4.3 Kort financieren versus lang financieren 4.3.1
Vitaal Wonen hanteert de “gouden” balansregel dat vaste activa in principe worden gefinancierd met langlopende financieringen, waarbij de financiering maximaal 75% bedraagt van de bedrijfswaarde van de vaste activa. Daarnaast volgt Vitaal Wonen de richtlijn van het WSW, welke aangeeft dat maximaal 7,5% van het balanstotaal met kort geld (liquiditeitstypische looptijd is korter dan wel gelijk aan 12 maanden) gefinancierd mag worden.
4.4 Leningsmodaliteiten 4.4.1
In principe zijn alle leningsvormen toegestaan: fixe-leningen, annuïtaire leningen, lineaire en roll- over leningen, al dan niet met een variabele hoofdsom. De keuze ten aanzien van de leningsvorm wordt bepaald door de geprognosticeerde kasstromen van Vitaal Wonen. De kasstromen voortvloeiende uit de nieuw aan te trekken lening(en) worden, zoveel als mogelijk, gematched met de kasstromenprognose.
4.5 Vermogenskostenvoet 4.5.1
Om een zo laag mogelijke externe vermogenskostenvoet te bewerkstelligen, hanteert Vitaal Wonen bij het aantrekken van nieuwe financieringen het volgende uitgangspunt: is de huidige rente laag ten opzichte van de verwachte rente dan wordt in principe gestreefd naar financiering met een vaste rente en een lange looptijd. Omgekeerd geldt dat als de huidige rente hoog is ten opzichte van de verwachte toekomstige rente dan wordt in beginsel kort (intern of extern) gefinancierd.
4.6 Aanvraag nieuwe financiering 4.6.1
Bij het aantrekken van een nieuwe financiering/herfinanciering wordt de volgende procedure toegepast: Op basis van de goedgekeurde meerjarenbegroting en een hiervan afgeleide jaarprognose wordt de vermogensbehoefte van Vitaal Wonen voor het komende jaar uitgewerkt in het treasury jaarplan. Het bestuur stelt het jaarplan vast. Het bestuur, werkt transactievoorstellen uit, waarnodig extern begeleid, op basis van de volgende uitgangspunten: 10
o
o
o
4.6.2
Indien de financiering € 1 miljoen of minder bedraagt, worden offertes opgevraagd bij minimaal twee geldverstrekkers. Deze geldverstrekkers zijn in Nederland geregistreerde kredietinstellingen (WTK) of buitenlandse geldverstrekkers; Indien de financiering meer dan € 2 miljoen bedraagt, worden offertes opgevraagd bij minimaal drie geldverstrekkers.
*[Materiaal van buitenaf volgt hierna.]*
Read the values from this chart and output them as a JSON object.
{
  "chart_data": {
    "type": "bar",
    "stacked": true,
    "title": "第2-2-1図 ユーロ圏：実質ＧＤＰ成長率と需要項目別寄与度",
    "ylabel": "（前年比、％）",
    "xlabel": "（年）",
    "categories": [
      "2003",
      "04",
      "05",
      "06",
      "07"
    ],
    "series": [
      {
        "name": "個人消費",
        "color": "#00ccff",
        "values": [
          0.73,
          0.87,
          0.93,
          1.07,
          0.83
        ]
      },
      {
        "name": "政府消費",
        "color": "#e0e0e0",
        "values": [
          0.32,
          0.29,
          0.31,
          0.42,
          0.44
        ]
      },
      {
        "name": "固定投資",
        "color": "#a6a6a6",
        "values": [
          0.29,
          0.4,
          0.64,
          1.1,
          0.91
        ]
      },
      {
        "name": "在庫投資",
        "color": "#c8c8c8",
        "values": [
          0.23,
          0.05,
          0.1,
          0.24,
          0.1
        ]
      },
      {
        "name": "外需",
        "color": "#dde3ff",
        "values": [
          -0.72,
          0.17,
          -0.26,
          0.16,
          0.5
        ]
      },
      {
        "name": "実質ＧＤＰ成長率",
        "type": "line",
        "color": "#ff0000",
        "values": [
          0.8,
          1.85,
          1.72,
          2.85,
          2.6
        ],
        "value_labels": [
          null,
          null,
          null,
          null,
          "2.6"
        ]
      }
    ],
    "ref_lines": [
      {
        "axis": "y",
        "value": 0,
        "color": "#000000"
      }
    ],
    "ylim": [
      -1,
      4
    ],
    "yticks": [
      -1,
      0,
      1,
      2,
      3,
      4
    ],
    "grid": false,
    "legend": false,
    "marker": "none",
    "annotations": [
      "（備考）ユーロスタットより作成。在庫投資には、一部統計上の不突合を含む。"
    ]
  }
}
Deze geldverstrekkers zijn in Nederland geregistreerde kredietinstellingen (WTK) of buitenlandse geldverstrekkers; De financiering dient te luiden in Euro’s. Andere valutasoorten zijn uitgesloten.
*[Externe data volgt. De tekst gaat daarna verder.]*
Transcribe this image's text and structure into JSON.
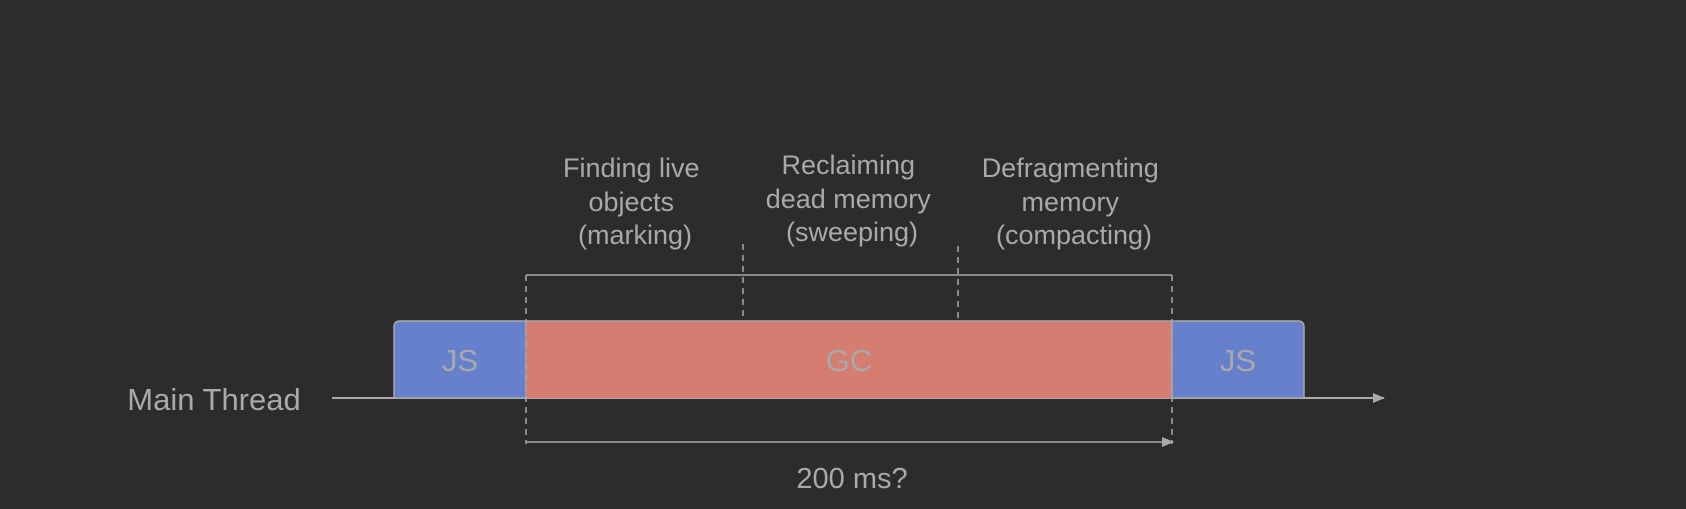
{
  "colors": {
    "background": "#2c2c2c",
    "js_block": "#6680cc",
    "gc_block": "#d67d72",
    "text": "#a9a9a9",
    "line": "#a9a9a9"
  },
  "thread": {
    "label": "Main Thread"
  },
  "blocks": {
    "js_left": "JS",
    "gc": "GC",
    "js_right": "JS"
  },
  "phases": [
    {
      "lines": [
        "Finding live",
        "objects",
        "(marking)"
      ]
    },
    {
      "lines": [
        "Reclaiming",
        "dead memory",
        "(sweeping)"
      ]
    },
    {
      "lines": [
        "Defragmenting",
        "memory",
        "(compacting)"
      ]
    }
  ],
  "duration": {
    "label": "200 ms?"
  }
}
Het bestuur ondertekent de hieruit voortvloeiende overeenkomsten.
4.7 Multichannelfunding 4.7.1
Uit strategisch oogpunt is het wenselijk om meerdere financieringskanalen (multichannelfunding) ter beschikking te hebben. Dit is van belang aangezien een grote mate van afhankelijkheid van één bepaald kanaal kan leiden tot een situatie waarin toegang tot de financiële markten via dit ene kanaal niet langer gewaarborgd is, dan wel slechts mogelijk is tegen exorbitante kosten.
4.7.2
In het kader van multichannelfunding houdt Vitaal Wonen nauwlettend de ontwikkelingen in de gaten met betrekking tot het onderzoek naar een EMTN programma dat door het WSW geborgd kan worden (EMTN staat voor Emission Medium Term Notes).
11
5 Beleggingsmanagement 5.1 Doelstelling 5.1.1
Het doel van beleggingsmanagement is gericht op het monitoren van de beleggingen in relatie tot de kasstromen en zodoende op korte en lange termijn te voorzien in voldoende liquiditeiten waarbij twee overwegingen een centrale rol kunnen spelen:
De beleggingen moeten passen in het geformuleerde risicokader
er moet gestreefd worden naar een maximalisatie van het beleggingsrendement, waarbij sociaal maatschappelijke overwegingen een rol kunnen spelen.
5.2 Uitgangspunten 5.2.1
De volgende uitgangspunten zijn onderdeel van het beleid:
Er mag niet belegd worden in aandelen; Beleggingen worden zoveel als mogelijk, qua omvang, beperkt; Het streven is gericht op intern financieren en het verkorten van de balanspositie; Beleggingen hebben een risicomijdende grondslag ofwel met hoofdsomgarantie. Beleggingen vinden plaats in euro’s, andere valuta’s zijn uitgesloten.
5.2.2
Het monitoren van de beleggingen geschiedt door het Bestuur en RvT gezamenlijk. Hiertoe wordt een Treasury Commissie samengesteld die ten minste drie leden telt.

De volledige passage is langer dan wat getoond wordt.